If the 3m share buyback were to be executed in full the upside would be substantially enhanced.
$410m/32m fully diluted shares outstanding = $12.81
Offering a 915% return from my $1.40 entry price.
“The Gray Tail”
Torin Eastburn again…..“The Motor Carrier Act, the 3PL industry’s version of the big bang, went into effect in 1980. If the average 3PL entrepreneur was 30 years old then, he or she is 62 now and thinking about retirement and succession. Many of the 3PL businesses that were started back then are still quite small, and without the “head guy”, they face uncertain futures. To cash out while also ensuring that the business lives on in some form, many of these entrepreneurs will have no choice but to sell to larger 3PLs, either for cash or for equity in the acquiring organization.”

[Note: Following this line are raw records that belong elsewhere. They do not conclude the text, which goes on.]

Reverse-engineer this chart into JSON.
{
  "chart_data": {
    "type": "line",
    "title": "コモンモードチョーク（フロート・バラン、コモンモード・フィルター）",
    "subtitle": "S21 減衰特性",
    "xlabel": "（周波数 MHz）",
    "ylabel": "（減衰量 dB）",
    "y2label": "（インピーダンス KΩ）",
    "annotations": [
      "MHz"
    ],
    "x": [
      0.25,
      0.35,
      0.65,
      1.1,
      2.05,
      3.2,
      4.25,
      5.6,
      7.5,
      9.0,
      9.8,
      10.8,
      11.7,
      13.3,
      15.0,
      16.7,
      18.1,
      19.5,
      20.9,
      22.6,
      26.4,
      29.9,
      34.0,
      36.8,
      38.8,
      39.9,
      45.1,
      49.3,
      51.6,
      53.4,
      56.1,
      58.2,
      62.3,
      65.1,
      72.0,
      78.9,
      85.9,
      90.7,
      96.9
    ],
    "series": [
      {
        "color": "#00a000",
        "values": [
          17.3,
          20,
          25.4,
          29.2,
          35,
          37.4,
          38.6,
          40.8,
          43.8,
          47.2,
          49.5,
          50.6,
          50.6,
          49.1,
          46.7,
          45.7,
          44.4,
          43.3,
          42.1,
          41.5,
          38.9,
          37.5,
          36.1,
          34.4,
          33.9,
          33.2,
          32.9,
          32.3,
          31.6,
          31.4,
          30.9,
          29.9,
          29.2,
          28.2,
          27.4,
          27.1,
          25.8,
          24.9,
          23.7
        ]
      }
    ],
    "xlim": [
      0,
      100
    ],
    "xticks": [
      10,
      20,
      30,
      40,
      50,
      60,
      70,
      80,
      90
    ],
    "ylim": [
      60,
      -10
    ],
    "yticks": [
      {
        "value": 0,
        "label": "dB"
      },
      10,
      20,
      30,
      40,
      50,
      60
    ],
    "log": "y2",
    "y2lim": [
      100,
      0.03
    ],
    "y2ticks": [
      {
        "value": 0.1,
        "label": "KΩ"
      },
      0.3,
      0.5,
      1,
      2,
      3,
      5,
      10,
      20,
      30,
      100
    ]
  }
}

The CEO is acutely aware of the fact that RLGT is one of the few realistic options these “industry pioneers” have but rather than trying to screw them he seems intent on offering them a way out with their legacy intact and continued operational and financial participation -Win/Win!

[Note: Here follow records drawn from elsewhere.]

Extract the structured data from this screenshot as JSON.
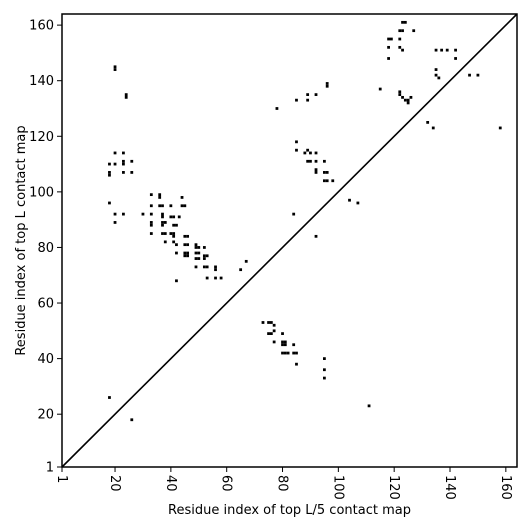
{
  "chart_data": {
    "type": "scatter",
    "xlabel": "Residue index of top L/5 contact map",
    "ylabel": "Residue index of top L contact map",
    "xlim": [
      1,
      164
    ],
    "ylim": [
      1,
      164
    ],
    "x_ticks": [
      1,
      20,
      40,
      60,
      80,
      100,
      120,
      140,
      160
    ],
    "y_ticks": [
      1,
      20,
      40,
      60,
      80,
      100,
      120,
      140,
      160
    ],
    "x_tick_labels": [
      "1",
      "20",
      "40",
      "60",
      "80",
      "100",
      "120",
      "140",
      "160"
    ],
    "y_tick_labels": [
      "1",
      "20",
      "40",
      "60",
      "80",
      "100",
      "120",
      "140",
      "160"
    ],
    "grid": false,
    "diagonal": true,
    "series": [
      {
        "points": [
          [
            20,
            145
          ],
          [
            20,
            144
          ],
          [
            24,
            135
          ],
          [
            24,
            134
          ],
          [
            78,
            130
          ],
          [
            85,
            133
          ],
          [
            89,
            133
          ],
          [
            89,
            135
          ],
          [
            92,
            135
          ],
          [
            96,
            139
          ],
          [
            96,
            138
          ],
          [
            115,
            137
          ],
          [
            118,
            148
          ],
          [
            118,
            152
          ],
          [
            118,
            155
          ],
          [
            119,
            155
          ],
          [
            122,
            158
          ],
          [
            123,
            158
          ],
          [
            123,
            161
          ],
          [
            124,
            161
          ],
          [
            127,
            158
          ],
          [
            122,
            155
          ],
          [
            122,
            152
          ],
          [
            123,
            151
          ],
          [
            122,
            136
          ],
          [
            122,
            135
          ],
          [
            123,
            134
          ],
          [
            124,
            133
          ],
          [
            125,
            133
          ],
          [
            125,
            132
          ],
          [
            126,
            134
          ],
          [
            132,
            125
          ],
          [
            134,
            123
          ],
          [
            135,
            151
          ],
          [
            137,
            151
          ],
          [
            139,
            151
          ],
          [
            135,
            144
          ],
          [
            135,
            142
          ],
          [
            136,
            141
          ],
          [
            142,
            151
          ],
          [
            142,
            148
          ],
          [
            147,
            142
          ],
          [
            150,
            142
          ],
          [
            158,
            123
          ],
          [
            85,
            118
          ],
          [
            85,
            115
          ],
          [
            88,
            114
          ],
          [
            89,
            115
          ],
          [
            90,
            114
          ],
          [
            92,
            114
          ],
          [
            89,
            111
          ],
          [
            90,
            111
          ],
          [
            92,
            111
          ],
          [
            95,
            111
          ],
          [
            92,
            108
          ],
          [
            92,
            107
          ],
          [
            95,
            107
          ],
          [
            96,
            107
          ],
          [
            95,
            104
          ],
          [
            96,
            104
          ],
          [
            98,
            104
          ],
          [
            104,
            97
          ],
          [
            107,
            96
          ],
          [
            18,
            110
          ],
          [
            18,
            107
          ],
          [
            18,
            106
          ],
          [
            20,
            114
          ],
          [
            23,
            114
          ],
          [
            20,
            110
          ],
          [
            23,
            111
          ],
          [
            23,
            110
          ],
          [
            26,
            111
          ],
          [
            23,
            107
          ],
          [
            26,
            107
          ],
          [
            18,
            96
          ],
          [
            20,
            92
          ],
          [
            20,
            89
          ],
          [
            23,
            92
          ],
          [
            30,
            92
          ],
          [
            33,
            92
          ],
          [
            33,
            99
          ],
          [
            33,
            95
          ],
          [
            33,
            89
          ],
          [
            33,
            88
          ],
          [
            33,
            85
          ],
          [
            36,
            99
          ],
          [
            36,
            98
          ],
          [
            36,
            95
          ],
          [
            37,
            95
          ],
          [
            37,
            92
          ],
          [
            37,
            91
          ],
          [
            37,
            89
          ],
          [
            38,
            89
          ],
          [
            37,
            88
          ],
          [
            37,
            85
          ],
          [
            38,
            85
          ],
          [
            38,
            82
          ],
          [
            40,
            95
          ],
          [
            40,
            91
          ],
          [
            41,
            91
          ],
          [
            43,
            91
          ],
          [
            41,
            88
          ],
          [
            42,
            88
          ],
          [
            40,
            85
          ],
          [
            41,
            85
          ],
          [
            41,
            84
          ],
          [
            41,
            82
          ],
          [
            42,
            81
          ],
          [
            42,
            78
          ],
          [
            42,
            68
          ],
          [
            44,
            98
          ],
          [
            44,
            95
          ],
          [
            45,
            95
          ],
          [
            45,
            84
          ],
          [
            46,
            84
          ],
          [
            45,
            81
          ],
          [
            46,
            81
          ],
          [
            45,
            78
          ],
          [
            46,
            78
          ],
          [
            45,
            77
          ],
          [
            46,
            77
          ],
          [
            49,
            81
          ],
          [
            49,
            80
          ],
          [
            50,
            80
          ],
          [
            49,
            78
          ],
          [
            50,
            78
          ],
          [
            49,
            76
          ],
          [
            50,
            76
          ],
          [
            49,
            73
          ],
          [
            52,
            80
          ],
          [
            52,
            77
          ],
          [
            53,
            77
          ],
          [
            52,
            76
          ],
          [
            52,
            73
          ],
          [
            53,
            73
          ],
          [
            53,
            69
          ],
          [
            56,
            73
          ],
          [
            56,
            72
          ],
          [
            56,
            69
          ],
          [
            58,
            69
          ],
          [
            65,
            72
          ],
          [
            67,
            75
          ],
          [
            73,
            53
          ],
          [
            75,
            53
          ],
          [
            76,
            53
          ],
          [
            77,
            52
          ],
          [
            75,
            49
          ],
          [
            76,
            49
          ],
          [
            77,
            50
          ],
          [
            77,
            46
          ],
          [
            80,
            49
          ],
          [
            80,
            46
          ],
          [
            81,
            46
          ],
          [
            80,
            45
          ],
          [
            81,
            45
          ],
          [
            80,
            42
          ],
          [
            81,
            42
          ],
          [
            82,
            42
          ],
          [
            84,
            45
          ],
          [
            84,
            42
          ],
          [
            85,
            42
          ],
          [
            85,
            38
          ],
          [
            84,
            92
          ],
          [
            92,
            84
          ],
          [
            95,
            40
          ],
          [
            95,
            36
          ],
          [
            95,
            33
          ],
          [
            18,
            26
          ],
          [
            26,
            18
          ],
          [
            111,
            23
          ]
        ]
      }
    ]
  }
}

Bohn Crain has worked in the freight industry for 20 years, and is assisted by an experienced exec team. Bohn owns more than 30% of the equity of the company and has consistently added to his position in the open market – at prices above the current level. Bohn takes an extremely modest salary of just $200k. The second largest holder of the equity is Doug Tabor who is the single largest agent station holder – he has been instrumental in sourcing new deals and helping onboard new agents for RLGT.
Insiders own more than 40% of the company which is fantastic when it comes to ensuring they have it all on the line. It does however mean that the free float is particularly limited!

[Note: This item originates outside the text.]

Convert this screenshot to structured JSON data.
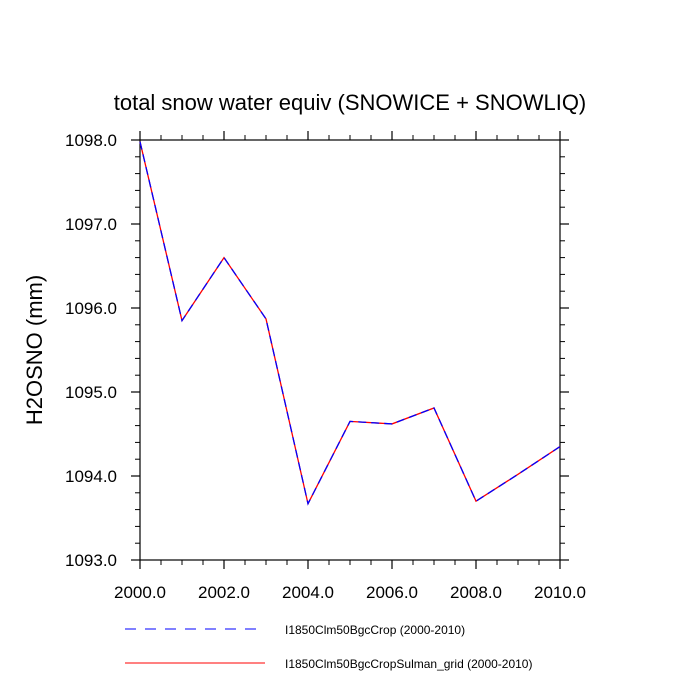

Balance Sheet/Debt Position/Buybacks
RLGT’s credit revolver is $20m, maturing November 2013, and as of end of August there is $9.6m available. The terms of credit flex between LIBOR +1.75% and LIBOR+3% depending on RLGT’s performance relative to financial covenants.
In December 2011 the company issued $10m of senior subordinated notes maturing Dec 2016 to Caltius Partners at a cost of 13.5%. This is clearly a very expensive form of capital and I hope that this doesn’t happen again!
In May 2012 the company filed a shelf registration to sell any combination of stock, preferred stock or debt totalling $75m. Then, on 21st November the company announced a share buyback of up to 3 million shares (9% of shares in issue) from cash flow and the revolving credit facility. A word of caution – it is possible that only 1m of shares can be repurchased before they would be breaching lending restrictions.
- The CEO was involved in a previous company which exploded under a mountain of debt “Stonepath”. Whilst I am not entirely familiar with the situation, analysts I respect such as Torin and Ryan are quite confident that he is a more chastened executive as a result.
- Should they need growth capital it may prove expensive as did the Caltius Partners’ notes in 2011 – 13.5% is not a sustainable WACC!
- Related party transactions with Radiant Capital Partners a company owned 60/40 between the CEO and the company although this risk is largely ameliorated by his very large equity position in the company itself. (see Above Average Odds comments for in-depth discussion of this)
- Deterioration of relationship with Independent Agents. Just as they have poached agents from other 3PL networks there is a risk that someone else’s value proposition is more appealing/lucrative and as a consequence – agents may leave (I am not aware of any instance of this happening).
- Aviation and Transportation Risks regarding terrorism and fuel costs.
- Security concerns – they are responsible for valuable/sensitive cargo.
- Cross-border laws – breaches are subject to fines – this can be a complex area.